As technology has progressed, so have the ways that Nielsen and others track what people watch. The development of automatic content recognition (ACR)—which companies now owned by Roku, Vizio, and Nielsen began to patent as early as 2008—added TV manufacturers to the mix.
ACR allows TV makers and other surveillance businesses to more accurately track watching habits at a far greater scale. Instead of making assessments based on the channel to which an owner’s set is tuned, ACR takes snapshots of audio or video as often as every 10 milliseconds from any media source connected to your TV, and compares them against a broader video database. Because the technology is built into devices and ‘consent’ to be tracked is often buried in the terms of service required to use smart features, manufacturers and their ACR partners are able to track what nearly every smart TV viewer is watching.
After a 2017 Federal Trade Commission complaint against Vizio for collecting data without consent, more TV makers have moved to allow consumers to opt out of ACR tracking. But many don’t make it easy. Manufacturers often obscure the software’s invasive nature by naming ACR technology to imply improved user experiences and hiding the opt-out option 4-10 clicks into the settings menu.
Even if a user has previously opted out, data-sharing permissions are also often re-enabled during software updates. Those wishing to take more complete measures, such as permanently deleting ACR software, risk bricking their device.
As a result, companies gather up to 100 billion data points each day, which they use to build advertising profiles about individual viewers that can include information such as suspected race, political leanings, religious beliefs, age, and geographic location.
TV makers are in the surveillance business, and business is a-booming
Fueled by ACR data, the connected TV (CTV) advertising business is extremely lucrative. One estimate predicted the total CTV ad spend to hit $33 billion in 2025 and grow to $47 billion by 2028.Walmart CFO John David Rainey recently credited the company’s 2024 acquisition of Vizio for the “triple-digit growth in advertising,” which raked in roughly $6.4 billion in profit in 2025 and now represents roughly a fifth of the company’s operating income.
Requiring new Vizio TV owners to log in with their Walmart account shows the company plans to take its surveillance even further. Its stated goal of this integration is to remove the disconnect between “commerce and measurement” and create an “identity framework across devices, connecting streaming engagement directly with retail interaction.”

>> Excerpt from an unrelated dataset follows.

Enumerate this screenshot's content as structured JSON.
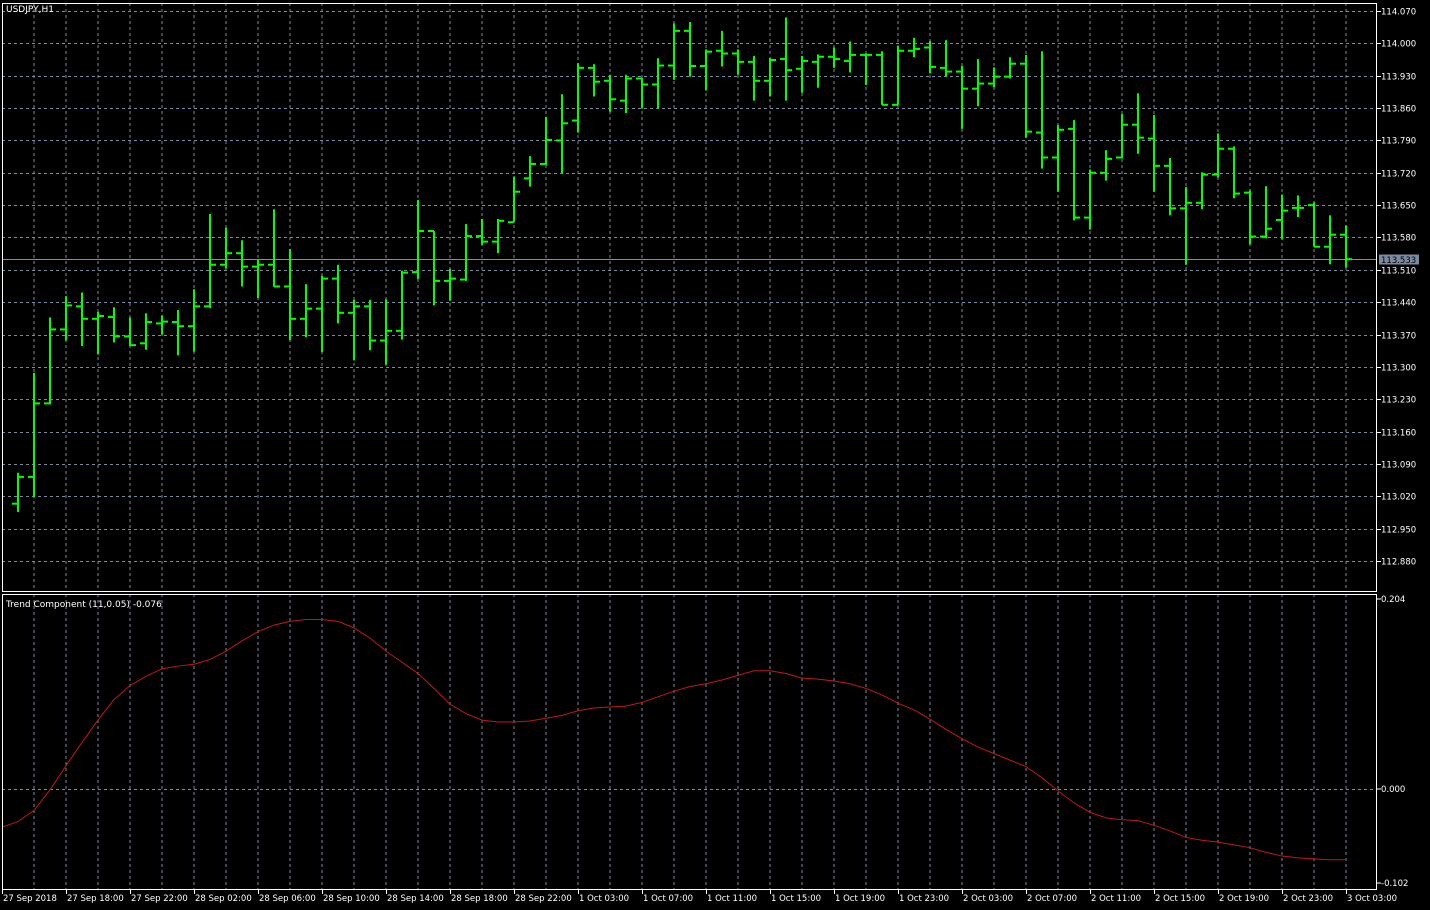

In other words, simply tracking what you’re watching and serving you targeted ads isn’t enough. Walmart wants to use that information to create an endless feedback loop that enables you to buy, buy, buy. And Walmart is not alone—competitors are integrating advertising and e-commerce by partnering with Amazon to more precisely track and target audiences.
Why can manufacturers peep on the device you own?
Americans might not think twice about signing into an additional account when they set up a new TV. But if your neighbor stood outside your window while you watched Friends, you would probably close your curtains and lock your door. If he showed up the next day to try to sell you a Central Perk mug, you might look into getting a restraining order.
While you can’t see them, what TV manufacturers and their ACR partners are doing with your data is just as creepy. Once your TV is connected to the internet, Amazon or Walmart might as well be sitting on your couch.
Today’s decline of ownership isn’t just about media—it’s now also about the device its consumed on. Invasive data collection practices exploit consumers’ personal data while overly broad terms of service and anti-consumer design make it difficult to stop its flow. Without the ability to strip such technology out of the devices they own, consumers are faced with a double edged sword: protect their privacy, or use the smart features they paid for.